FTR is an effective and comparable quality measure in healthcare institutions and is a major contributor to postoperative mortality in CHS. We obtained a comparable FTR rate to high-income countries’ health institutions, despite a higher mortality and complication rate in our pediatric cardiac surgeries. Further characterization of postoperative complications across centers and strategies for complications prevention and management is essential to reduce mortality.
Acknowledgement: Not applicable.
Funding Statement: The authors received no specific funding for this study.
Author Contributions: GC: Investigation, Writing of the main manuscript, Conceptualization, Review of the manuscript. SP: Investigation, Writing of the main manuscript, Conceptualization, Review of the manuscript, Tables 1–4. JFV: Investigation, Editing, and Review of the main manuscript. JL: Investigation, Methodology, Statistical analysis, Tables 2 and 4. JFT: Investigation, Conceptualization, database, Review of the manuscript, JHM: Investigation, Review of the manuscript.
Availability of Data and Materials: All tables have been included in the article.

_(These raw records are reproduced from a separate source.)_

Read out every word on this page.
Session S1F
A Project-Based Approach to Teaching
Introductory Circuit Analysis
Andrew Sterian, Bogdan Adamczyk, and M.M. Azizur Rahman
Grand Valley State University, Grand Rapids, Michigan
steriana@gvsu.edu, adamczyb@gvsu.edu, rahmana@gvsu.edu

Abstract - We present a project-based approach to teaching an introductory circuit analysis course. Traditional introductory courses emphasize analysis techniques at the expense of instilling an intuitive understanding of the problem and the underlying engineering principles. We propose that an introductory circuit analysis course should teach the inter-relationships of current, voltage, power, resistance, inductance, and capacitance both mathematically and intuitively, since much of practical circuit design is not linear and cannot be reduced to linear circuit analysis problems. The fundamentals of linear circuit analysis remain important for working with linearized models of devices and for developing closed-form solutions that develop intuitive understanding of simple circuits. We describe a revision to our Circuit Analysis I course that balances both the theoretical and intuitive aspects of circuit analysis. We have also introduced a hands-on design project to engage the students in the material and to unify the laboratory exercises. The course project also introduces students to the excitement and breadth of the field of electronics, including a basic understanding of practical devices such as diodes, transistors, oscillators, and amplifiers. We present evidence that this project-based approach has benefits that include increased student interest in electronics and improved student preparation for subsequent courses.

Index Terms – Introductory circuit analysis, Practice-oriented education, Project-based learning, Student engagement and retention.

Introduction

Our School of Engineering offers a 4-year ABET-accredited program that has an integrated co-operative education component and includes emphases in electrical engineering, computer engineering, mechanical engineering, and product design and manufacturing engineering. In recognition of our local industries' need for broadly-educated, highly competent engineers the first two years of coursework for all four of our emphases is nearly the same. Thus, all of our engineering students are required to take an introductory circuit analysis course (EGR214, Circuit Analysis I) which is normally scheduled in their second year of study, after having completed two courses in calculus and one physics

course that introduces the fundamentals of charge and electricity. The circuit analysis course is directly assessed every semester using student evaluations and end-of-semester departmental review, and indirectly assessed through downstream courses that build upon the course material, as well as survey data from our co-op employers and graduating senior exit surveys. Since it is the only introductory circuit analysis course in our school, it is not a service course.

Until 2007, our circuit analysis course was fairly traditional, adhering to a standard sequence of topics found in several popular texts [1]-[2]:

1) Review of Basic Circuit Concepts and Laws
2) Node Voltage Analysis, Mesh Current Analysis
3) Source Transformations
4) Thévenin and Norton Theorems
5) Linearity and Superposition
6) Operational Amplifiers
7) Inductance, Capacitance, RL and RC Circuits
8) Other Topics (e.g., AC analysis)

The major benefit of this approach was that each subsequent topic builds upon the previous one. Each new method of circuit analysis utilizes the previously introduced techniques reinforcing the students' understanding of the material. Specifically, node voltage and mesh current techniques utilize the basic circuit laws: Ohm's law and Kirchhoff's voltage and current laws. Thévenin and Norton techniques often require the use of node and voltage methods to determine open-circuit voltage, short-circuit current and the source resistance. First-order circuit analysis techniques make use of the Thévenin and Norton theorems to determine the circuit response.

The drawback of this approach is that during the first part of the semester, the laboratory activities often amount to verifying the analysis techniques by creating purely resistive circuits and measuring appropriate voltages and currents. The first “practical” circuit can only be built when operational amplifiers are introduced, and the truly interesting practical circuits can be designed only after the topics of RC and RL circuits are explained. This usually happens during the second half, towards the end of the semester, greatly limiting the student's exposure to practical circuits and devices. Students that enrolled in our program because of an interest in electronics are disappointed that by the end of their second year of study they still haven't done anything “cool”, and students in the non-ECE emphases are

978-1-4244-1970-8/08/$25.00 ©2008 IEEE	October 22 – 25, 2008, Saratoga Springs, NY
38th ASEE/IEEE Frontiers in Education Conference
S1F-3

However, please note that raw data base and additional information cannot be made available directly due to institutional safety measures and policies. Researchers interested in accessing the database may submit a formal request through a letter directed to our institution.
Ethics Approval: This study was approved by the Institutional Ethics Committee (approval number 628-2022 Act No. I22-112 of November 02, 2022) following national and international recommendations for human research. In accordance with resolution 8430 of 1993, this study was considered risk-free, and the waiver of informed consent was requested and obtained.
Conflicts of Interest: The authors declare that they have no conflicts of interest to report regarding the present study.